One of our foster moms has a problem with her new foster. He has decided that she is his and gets aggressive towards any dog that approaches her when he is around. He will start fights with her dogs. Her dogs are very mellow. I told her to stop the fight by distraction and then leave the room so he realizes that if he does that behavior he will lose her? I don't know if that is the correct way. Any ideas? here's a picture of the little monster


----------



## jmm (Nov 23, 2004)

I usually recommend dog-dog aggression be treated by a professional in person. In the meantime management for safety is the priority. 
There's no magical fix for this type of aggression. The cause depends heavily on being able to watch what the dog does. While a large component may be resource guarding (the owner being the resource and guarding it from other dogs), it is not a good plan to assume so. It is also not fair to inflict this behavior on the other dogs as it may start "spreading". 
Being a foster dog for a rescue, many veterinary behaviorists or skilled dog trainers offer reduced or free services if you ask.


----------



## michellerobison (Dec 17, 2009)

We had that problem with Bitsy too. She's much better at it now but it took work. I had to make sure I loved on them all,a lot more than usual. I also held my other dogs w/ Bitsy in one arm to let her know we all get loving here. I'd have her sit and wait her turn,just like the others. She's so much better about not being aggressive and growly. I don't know if I went about it the right way,Bitsy had abandonment issues,food aggression and issues w/ being possessive. I was actually getting nervous about Bitsy and worrying about her aggression issues. Seeing teeth bated was really scaring me..for the safety of my other fluffs and myself...

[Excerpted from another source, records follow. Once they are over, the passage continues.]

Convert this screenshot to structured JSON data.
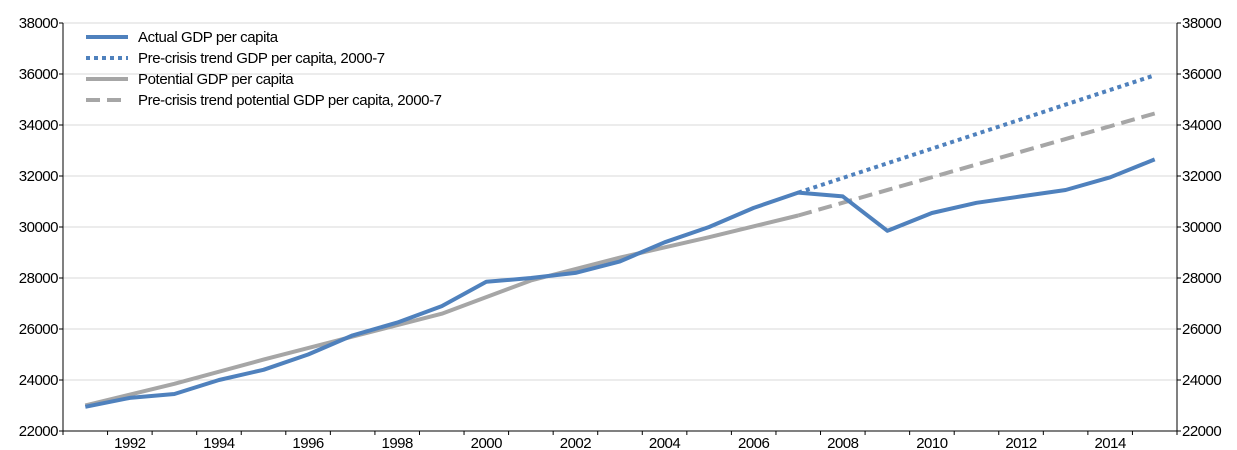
{
  "chart_data": {
    "type": "line",
    "x": [
      1991,
      1992,
      1993,
      1994,
      1995,
      1996,
      1997,
      1998,
      1999,
      2000,
      2001,
      2002,
      2003,
      2004,
      2005,
      2006,
      2007,
      2008,
      2009,
      2010,
      2011,
      2012,
      2013,
      2014,
      2015
    ],
    "xticks": [
      1992,
      1994,
      1996,
      1998,
      2000,
      2002,
      2004,
      2006,
      2008,
      2010,
      2012,
      2014
    ],
    "xlim": [
      1990.5,
      2015.5
    ],
    "ylim": [
      22000,
      38000
    ],
    "yticks": [
      22000,
      24000,
      26000,
      28000,
      30000,
      32000,
      34000,
      36000,
      38000
    ],
    "grid": true,
    "legend_position": "top-left",
    "series": [
      {
        "name": "Actual GDP per capita",
        "style": "solid",
        "color": "#4F81BD",
        "x": [
          1991,
          1992,
          1993,
          1994,
          1995,
          1996,
          1997,
          1998,
          1999,
          2000,
          2001,
          2002,
          2003,
          2004,
          2005,
          2006,
          2007,
          2008,
          2009,
          2010,
          2011,
          2012,
          2013,
          2014,
          2015
        ],
        "values": [
          22950,
          23300,
          23450,
          24000,
          24400,
          25000,
          25750,
          26250,
          26900,
          27850,
          28000,
          28200,
          28650,
          29400,
          30000,
          30750,
          31350,
          31200,
          29850,
          30550,
          30950,
          31200,
          31450,
          31950,
          32650
        ]
      },
      {
        "name": "Pre-crisis trend GDP per capita, 2000-7",
        "style": "dotted",
        "color": "#4F81BD",
        "x": [
          2007,
          2015
        ],
        "values": [
          31350,
          35950
        ]
      },
      {
        "name": "Potential GDP per capita",
        "style": "solid",
        "color": "#A6A6A6",
        "x": [
          1991,
          1993,
          1995,
          1997,
          1999,
          2001,
          2003,
          2005,
          2007
        ],
        "values": [
          23000,
          23850,
          24800,
          25700,
          26600,
          27900,
          28800,
          29600,
          30450
        ]
      },
      {
        "name": "Pre-crisis trend potential GDP per capita, 2000-7",
        "style": "dashed",
        "color": "#A6A6A6",
        "x": [
          2007,
          2015
        ],
        "values": [
          30450,
          34450
        ]
      }
    ]
  }
}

I just had to reassure her,she wouldn't be left out and I talked to her alot,using her name,touching her petting her. So far I think it's worked. Bitsy even kissed Sasha on her foot today while Sasha was laying on my lap.Any other time she'd growl if Sasha even laid anywhere near me or Bitsy. Sasha came up after Bitsy was already near me,laid down and Bitsy hardly paid any attention to her,that's big her her since the other Malts barely got near her and we'd see that curled lip,deep growl and teeth bared..... We got her in October so in the last couple months ,we've seen real improvement,it took this long to see improvement. Took about 5 months,before her aggression issues start to fade.

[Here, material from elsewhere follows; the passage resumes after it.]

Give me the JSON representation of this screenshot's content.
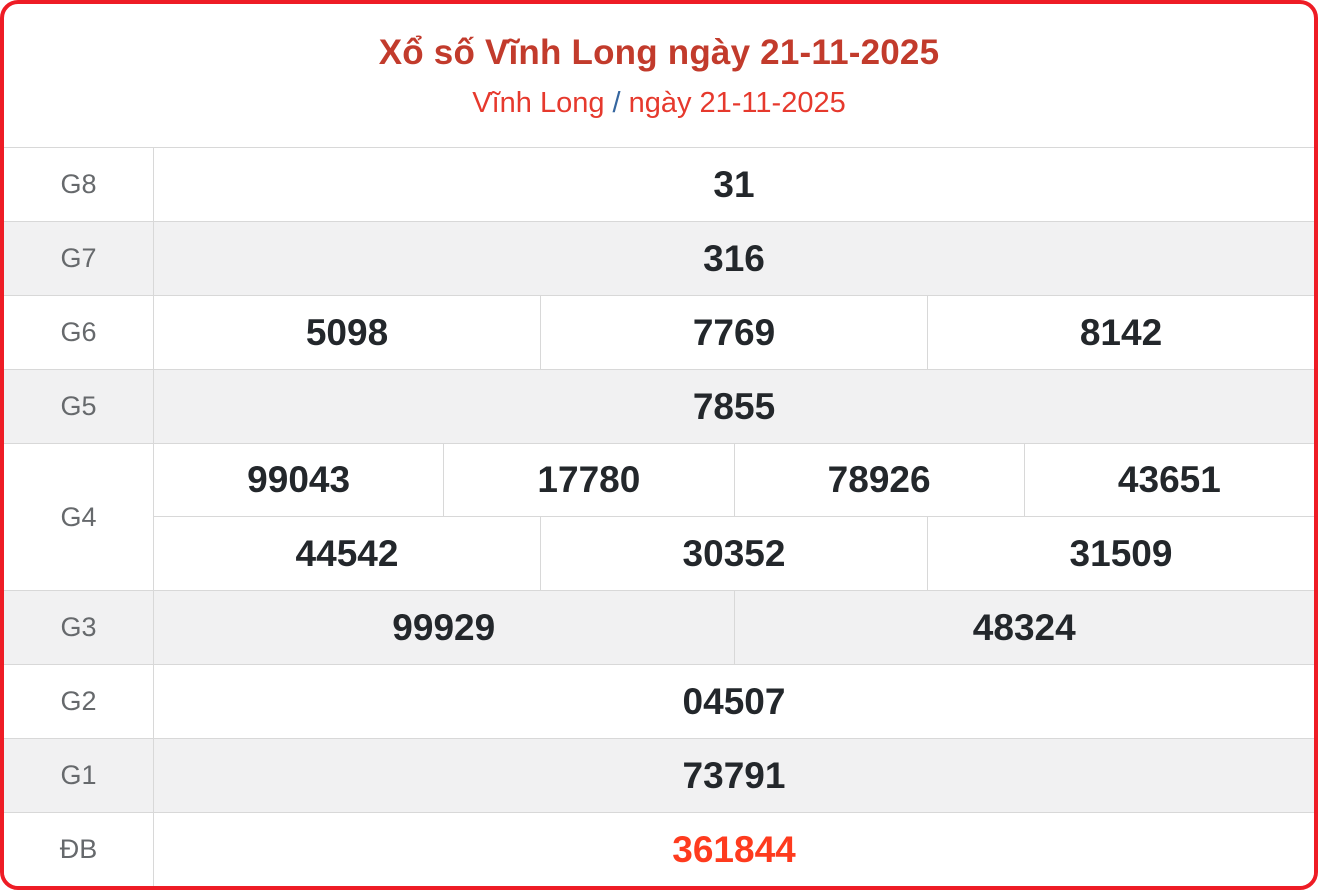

It's tough to pet everyone at the same time...4 Malts 1 Cocker and only 2 hands. I sit down w/ them a lot and they swarm all over and take turns getting loved on.


----------



## michellerobison (Dec 17, 2009)

He looks really scared and sad. Poor little guy.


----------



## Jayne (Feb 12, 2010)

Well everyone, this problem worked itself out... He finally found HIS place in the pack and now he is just a playing machine.. A very sweet dog.. And that scared look is an illusion I assure you... He's not scared of anything!! Now if I can just get him potty trained..Groan!!!! 

Jayne


----------



## Matilda's mommy (Jun 1, 2005)

this is the first time I saw this thread, he's a cutyepie,:wub: I'm glad everything worked out ok


----------



## 3Maltmom (May 23, 2005)

I'm so sorry, I didn't see this thread a couple months ago.

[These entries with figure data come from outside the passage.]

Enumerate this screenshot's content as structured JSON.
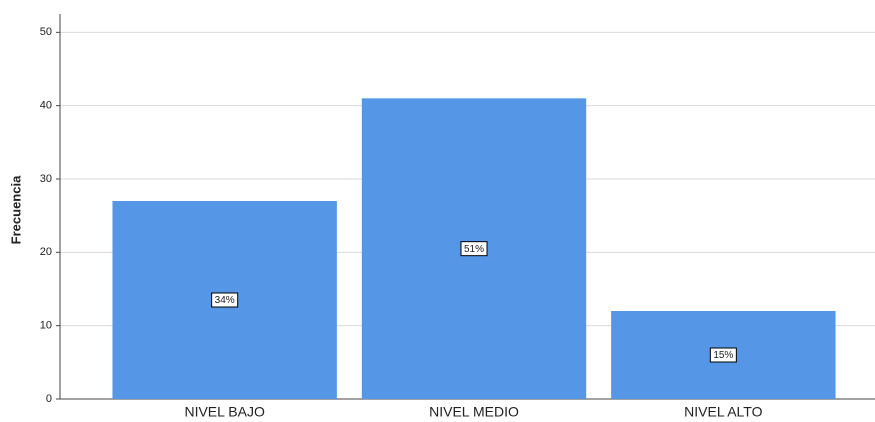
{
  "chart_data": {
    "type": "bar",
    "y_label": "Frecuencia",
    "categories": [
      "NIVEL BAJO",
      "NIVEL MEDIO",
      "NIVEL ALTO"
    ],
    "values": [
      27,
      41,
      12
    ],
    "percent_labels": [
      "34%",
      "51%",
      "15%"
    ],
    "color": "#5596e6",
    "ylim": [
      0,
      52.5
    ],
    "yticks": [
      0,
      10,
      20,
      30,
      40,
      50
    ],
    "grid": true
  }
}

I'm so glad it's worked itself out.

I've had a few little monsters myself, which they just needed to find their place. For some reason Raul hated my Henry, but got along with all the other dogs. So I kept him away from Henry, which worked out because Little Coby came along at the same time, and he hated only LBB. So I kept Raul and Coby gated in the kitchen when I wasn't able to supervise.

Henry and LBB would fight over me while we were all sitting on the couch.
I would get up and walk away. After returning, they would fight again, so I would walk away. Soon, they learned to share me. I guess half of me is better than nothing ~ :HistericalSmiley:

I've worked with Coby, but to this day he still hates LBB's guts. He's forever picking a fight with him. He'll lunge at him for no reason. So when I'm home, LBB enjoys hangin' upstairs, and Coby enjoys hangin' with the others downstairs.

All in all, I have a good bunch ~ :wub:


----------



## sophie (Jul 9, 2006)

I'm so glad this has worked itself out. He's adorable!

Linda


----------



## drclee (Jul 16, 2008)

Oh, I'm so happy to hear everything is going well. He sure is a cutie!


----------